Like many other countries, Japan has seen the rise of nationalist movements in previous years. Although these Japanese movements coincide with their American and European counterparts and indeed share similarities, they are inherently and ultimately different.
This is largely in part because fringe right-wing nationalist movements in Japan have yet to create a narrative with populist appeal. Makoto Sakurai, the founder of the Japan First party, is trying to do just that. However, the nationalist sentiments that his party embodies can already be found within the platforms of Japan’s establishment politicians.
Shinzo Abe, the current and third-longest-serving prime minister of Japan, has repeatedly expressed a right-wing nationalist view of Japan’s history, especially its role in World War II. Abe has drawn both international and domestic criticism for his nationalistic brand of revisionist history. But his supporters claim this stance is vital in restoring Japan’s pride and national identity, which they believe was dismantled and manipulated following the country’s defeat at the hands of the Allied powers.
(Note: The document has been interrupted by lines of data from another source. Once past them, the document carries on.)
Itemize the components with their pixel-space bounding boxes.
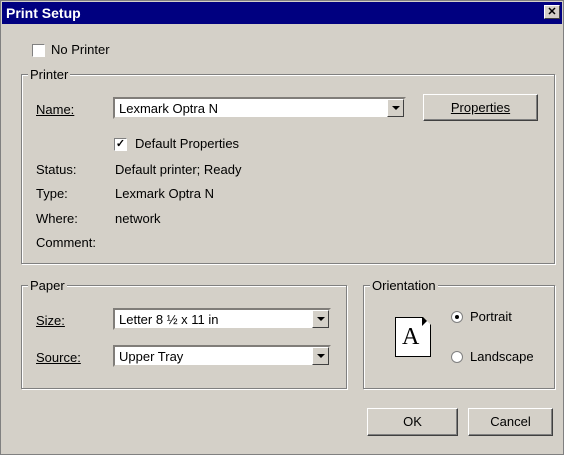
where-label: Where: xyxy=(36,211,78,226)
ok-button[interactable]: OK xyxy=(367,408,458,436)
orientation-group xyxy=(363,285,555,389)
type-label: Type: xyxy=(36,186,68,201)
printer-name-dropdown[interactable]: Lexmark Optra N xyxy=(113,97,406,119)
no-printer-checkbox[interactable] xyxy=(32,44,45,57)
printer-group-legend: Printer xyxy=(28,67,71,82)
chevron-down-icon[interactable] xyxy=(387,99,404,117)
status-label: Status: xyxy=(36,162,77,177)
default-properties-label[interactable]: Default Properties xyxy=(135,136,239,151)
portrait-label[interactable]: Portrait xyxy=(470,309,512,324)
landscape-radio[interactable] xyxy=(451,351,463,363)
source-label: Source: xyxy=(36,350,81,365)
status-value: Default printer; Ready xyxy=(115,162,242,177)
check-icon: ✓ xyxy=(115,138,126,150)
window-title: Print Setup xyxy=(6,5,81,21)
paper-group xyxy=(21,285,347,389)
where-value: network xyxy=(115,211,161,226)
properties-button[interactable]: Properties xyxy=(423,94,538,121)
paper-source-value: Upper Tray xyxy=(119,349,184,364)
chevron-down-icon[interactable] xyxy=(312,310,329,328)
orientation-group-legend: Orientation xyxy=(370,278,438,293)
no-printer-label[interactable]: No Printer xyxy=(51,42,110,57)
portrait-page-icon: A xyxy=(395,317,431,357)
name-label: Name: xyxy=(36,102,75,117)
portrait-radio[interactable] xyxy=(451,311,463,323)
printer-name-value: Lexmark Optra N xyxy=(119,101,218,116)
paper-source-dropdown[interactable]: Upper Tray xyxy=(113,345,331,367)
page-fold-corner xyxy=(423,317,431,325)
type-value: Lexmark Optra N xyxy=(115,186,214,201)
paper-group-legend: Paper xyxy=(28,278,67,293)
title-bar[interactable]: Print Setup ✕ xyxy=(2,2,562,24)
page-letter-icon: A xyxy=(402,324,420,350)
default-properties-checkbox[interactable]: ✓ xyxy=(114,138,127,151)
print-setup-dialog: Print Setup ✕ No Printer Printer Name: L… xyxy=(0,0,564,455)
comment-label: Comment: xyxy=(36,235,96,250)
cancel-button[interactable]: Cancel xyxy=(468,408,553,436)
size-label: Size: xyxy=(36,313,65,328)
close-icon: ✕ xyxy=(547,6,557,18)
paper-size-dropdown[interactable]: Letter 8 ½ x 11 in xyxy=(113,308,331,330)
chevron-down-icon[interactable] xyxy=(312,347,329,365)
landscape-label[interactable]: Landscape xyxy=(470,349,534,364)
close-button[interactable]: ✕ xyxy=(544,5,560,19)
paper-size-value: Letter 8 ½ x 11 in xyxy=(119,312,219,327)
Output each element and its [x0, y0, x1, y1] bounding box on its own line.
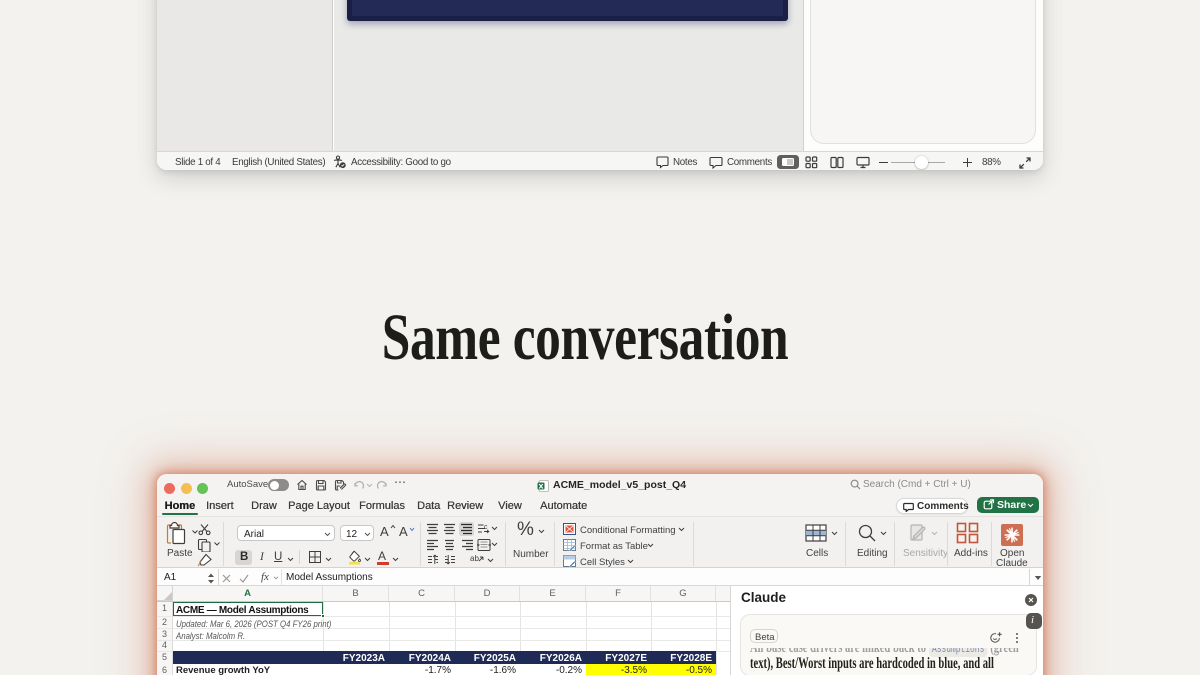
svg-text:ab: ab	[470, 554, 479, 563]
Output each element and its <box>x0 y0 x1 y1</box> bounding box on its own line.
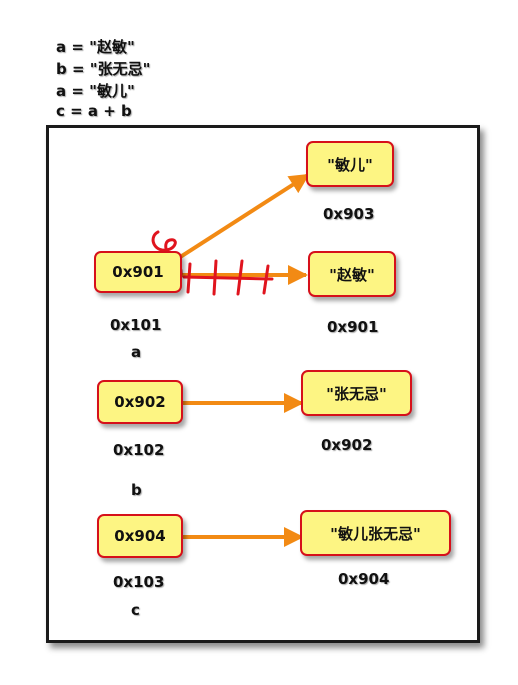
var-c-name: c <box>131 601 140 619</box>
addr-obj-zhangwuji: 0x902 <box>321 436 373 454</box>
var-b-box: 0x902 <box>97 380 183 424</box>
code-line-2: b = "张无忌" <box>56 60 151 78</box>
addr-obj-zhaomin: 0x901 <box>327 318 379 336</box>
addr-a-label: 0x101 <box>110 316 162 334</box>
var-c-box: 0x904 <box>97 514 183 558</box>
var-b-name: b <box>131 481 142 499</box>
addr-b-label: 0x102 <box>113 441 165 459</box>
code-line-4: c = a + b <box>56 102 132 120</box>
var-a-name: a <box>131 343 142 361</box>
var-a-box: 0x901 <box>94 251 182 293</box>
addr-c-label: 0x103 <box>113 573 165 591</box>
addr-obj-minger: 0x903 <box>323 205 375 223</box>
obj-minger-box: "敏儿" <box>306 141 394 187</box>
addr-obj-minger-zhangwuji: 0x904 <box>338 570 390 588</box>
code-line-3: a = "敏儿" <box>56 82 135 100</box>
obj-zhaomin-box: "赵敏" <box>308 251 396 297</box>
obj-zhangwuji-box: "张无忌" <box>301 370 412 416</box>
obj-minger-zhangwuji-box: "敏儿张无忌" <box>300 510 451 556</box>
code-line-1: a = "赵敏" <box>56 38 135 56</box>
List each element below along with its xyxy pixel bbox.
The Time cover’s caption reads: “Shinzo Abe dreams of a more powerful, assertive Japan. Why that makes many people uncomfortable.”
This tension — between reconciling the past and charting a path forward for Japan — remains a contentious issue in the country today. Although it’s tempting to draw direct comparisons with the right-wing movements that have recently surged through America and Europe, the situation in Japan stands apart because of how deeply it’s rooted in the country’s history and culture.